There are books that, for very good reason, I own in both silicon and dead
tree formats. But when my grandchildren are the age I am now, they will think
that having all those dead tree books around is a stupid, space-wasting, fire
hazard.
So what I'm getting at is this: We can't possibly guess the future of
ebooks. It's bigger than any of us think it is. Even the best science fiction
writers never guessed how we would use computers, and we're still on the edge of
that, also. It is really absurd to worry about errors made ten years, even five
years, ago. Resolve not to make those mistakes again, but go forward, not back.
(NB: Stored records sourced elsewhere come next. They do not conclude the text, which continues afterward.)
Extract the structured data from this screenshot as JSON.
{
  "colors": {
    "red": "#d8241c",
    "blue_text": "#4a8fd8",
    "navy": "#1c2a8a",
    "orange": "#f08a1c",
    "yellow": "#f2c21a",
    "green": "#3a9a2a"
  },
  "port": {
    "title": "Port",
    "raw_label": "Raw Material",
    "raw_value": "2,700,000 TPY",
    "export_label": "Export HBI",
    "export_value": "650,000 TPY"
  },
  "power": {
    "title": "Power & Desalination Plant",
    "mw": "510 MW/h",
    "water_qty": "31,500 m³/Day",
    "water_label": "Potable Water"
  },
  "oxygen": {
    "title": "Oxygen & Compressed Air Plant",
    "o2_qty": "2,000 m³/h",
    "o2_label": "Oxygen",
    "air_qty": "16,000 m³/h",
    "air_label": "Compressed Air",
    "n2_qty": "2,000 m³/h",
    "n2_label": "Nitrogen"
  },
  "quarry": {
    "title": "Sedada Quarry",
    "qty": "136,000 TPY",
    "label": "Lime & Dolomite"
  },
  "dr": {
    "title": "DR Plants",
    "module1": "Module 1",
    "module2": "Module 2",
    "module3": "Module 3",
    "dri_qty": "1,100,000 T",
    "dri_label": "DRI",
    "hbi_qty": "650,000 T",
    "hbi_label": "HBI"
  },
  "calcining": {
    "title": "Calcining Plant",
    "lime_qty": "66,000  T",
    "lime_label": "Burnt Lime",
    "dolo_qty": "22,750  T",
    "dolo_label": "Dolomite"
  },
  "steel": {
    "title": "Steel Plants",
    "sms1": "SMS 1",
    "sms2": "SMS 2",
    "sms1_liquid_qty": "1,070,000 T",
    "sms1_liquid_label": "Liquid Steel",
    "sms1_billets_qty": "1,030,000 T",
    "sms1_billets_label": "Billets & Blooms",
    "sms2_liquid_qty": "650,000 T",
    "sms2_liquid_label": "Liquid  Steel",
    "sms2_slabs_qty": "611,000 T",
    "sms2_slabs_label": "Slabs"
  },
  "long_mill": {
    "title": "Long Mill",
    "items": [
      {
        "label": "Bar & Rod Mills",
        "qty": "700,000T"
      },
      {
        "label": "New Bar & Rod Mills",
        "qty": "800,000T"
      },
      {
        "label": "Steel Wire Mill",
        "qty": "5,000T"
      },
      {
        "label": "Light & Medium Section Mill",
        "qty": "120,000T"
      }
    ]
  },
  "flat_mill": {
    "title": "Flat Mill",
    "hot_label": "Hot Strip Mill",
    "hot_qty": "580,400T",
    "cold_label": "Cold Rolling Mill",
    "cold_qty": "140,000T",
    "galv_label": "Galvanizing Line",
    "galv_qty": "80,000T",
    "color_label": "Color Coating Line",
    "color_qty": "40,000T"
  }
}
Don't try to figure out who made the mistakes. That doesn't matter. Go forward,
not back. The first telegraph message, on 24 May, 1844, said, "What hath God
wrought?" Now, 160 years later, we gripe if television from Mars or
Ganymede is a little fuzzy. I don't want to offend the atheists on this ML,
but--God is still wrighting. We're part of that process. I won't live to see
PG's 60th birthday, but some of you will. What, by then, will God have wrought,
using our hands to do the work? But we'll never get it done if we spend all our
time squabbling about what somebody should have done five or ten or fifteen
years ago. Go forward, not back.
My husband has instructed me not to get into any more flame wars because
they upset me too much. So I'm going back into watching status, where I spend
most of my time anyway. But, good people--and you are good people, all of you,
because you wouldn't be pouring your heart and mind and time into this work if
you weren't--stop looking behind you. The action is in front of you.